Anyways basically the problem I'm having is the browser caches my app way too often. For example if I have a user fill out a form and then add a flash message and redirect the user to their dashboard the flash message appears just fine, but it appears until I refresh the page. So if I navigate away from that page and navigate back, the flash message is still there. That's just a small irritant, the bigger issues are when pages actually change depending on user action.
For example on the admin side I may update a users status which changes their dashboard in some way. The problem is the updated dashboard will not be seen without a refresh. What a hassle!
My question isn't how to fix this, I know how to stop caching all together. It seems like caching is an important part of a web apps performance though and I don't want to stop caching all together as I can see it slowing things down.
So what is normally done in these situations? Should I just stop the page from caching all together? Seems like an extreme solution. Or should I just link to all of my pages with something like:
http://mywebsite.com/user?t=<?php echo time(); ?>
Or is there something else that I'm missing?

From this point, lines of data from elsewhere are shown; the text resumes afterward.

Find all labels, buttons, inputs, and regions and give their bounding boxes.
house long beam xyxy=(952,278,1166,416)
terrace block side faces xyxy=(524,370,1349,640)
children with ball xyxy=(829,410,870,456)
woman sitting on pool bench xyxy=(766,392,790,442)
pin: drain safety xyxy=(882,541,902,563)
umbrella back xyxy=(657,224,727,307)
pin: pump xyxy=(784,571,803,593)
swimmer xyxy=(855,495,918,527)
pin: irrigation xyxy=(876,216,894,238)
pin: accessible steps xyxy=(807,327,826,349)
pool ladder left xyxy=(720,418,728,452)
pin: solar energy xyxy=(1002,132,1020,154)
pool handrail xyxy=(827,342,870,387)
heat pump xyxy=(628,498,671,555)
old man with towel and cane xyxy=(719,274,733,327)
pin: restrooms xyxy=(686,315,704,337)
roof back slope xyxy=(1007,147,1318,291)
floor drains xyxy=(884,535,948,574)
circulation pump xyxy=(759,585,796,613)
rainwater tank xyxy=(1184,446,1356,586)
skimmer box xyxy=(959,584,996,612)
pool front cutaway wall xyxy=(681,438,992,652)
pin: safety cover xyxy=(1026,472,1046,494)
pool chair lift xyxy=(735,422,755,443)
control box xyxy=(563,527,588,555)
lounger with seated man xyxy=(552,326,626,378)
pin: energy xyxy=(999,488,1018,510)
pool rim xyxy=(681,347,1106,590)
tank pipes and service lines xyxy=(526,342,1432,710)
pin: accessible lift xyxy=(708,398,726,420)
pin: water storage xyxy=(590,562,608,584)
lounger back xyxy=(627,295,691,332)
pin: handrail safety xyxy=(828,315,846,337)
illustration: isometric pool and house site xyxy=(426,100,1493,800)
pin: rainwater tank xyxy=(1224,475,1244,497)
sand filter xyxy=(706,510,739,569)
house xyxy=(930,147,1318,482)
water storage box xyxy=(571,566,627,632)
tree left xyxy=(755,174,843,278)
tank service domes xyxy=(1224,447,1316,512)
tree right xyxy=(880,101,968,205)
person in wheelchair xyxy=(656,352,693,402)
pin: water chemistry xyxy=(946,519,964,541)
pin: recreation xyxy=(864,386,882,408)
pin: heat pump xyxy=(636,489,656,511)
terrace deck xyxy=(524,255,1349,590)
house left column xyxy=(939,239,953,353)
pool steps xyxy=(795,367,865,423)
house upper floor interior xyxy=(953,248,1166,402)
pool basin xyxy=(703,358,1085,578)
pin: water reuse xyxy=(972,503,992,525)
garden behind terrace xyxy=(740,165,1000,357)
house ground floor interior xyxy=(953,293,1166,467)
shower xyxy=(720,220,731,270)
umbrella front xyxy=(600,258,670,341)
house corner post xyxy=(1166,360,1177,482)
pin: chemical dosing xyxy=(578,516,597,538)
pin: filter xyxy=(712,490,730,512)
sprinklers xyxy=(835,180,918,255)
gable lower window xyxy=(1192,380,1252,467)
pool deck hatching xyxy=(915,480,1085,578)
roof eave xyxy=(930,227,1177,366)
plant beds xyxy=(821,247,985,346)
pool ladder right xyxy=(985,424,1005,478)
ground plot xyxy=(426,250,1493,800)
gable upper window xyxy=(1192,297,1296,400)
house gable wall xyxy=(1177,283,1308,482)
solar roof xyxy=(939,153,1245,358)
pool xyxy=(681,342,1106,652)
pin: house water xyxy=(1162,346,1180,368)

Any advice is appreciated!
Would the answers outlined here - How do I completely disable caching in Cakephp? - work?
Fixing the flash message problem is hard - because the flash message is part of the output HTML, there is no way you can get rid of it on a back button event.
For the dashboard, I recommend turning off browser caching ... but that's not going to solve any inbuilt caching that CakePHP has.
Sounds like what you need is some way of invalidating the cache ONLY where there is an update - you could add a method to your add()/edit() methods to completely delete the cache upon a successful save() event - that seems the only foolproof method that would work for your case.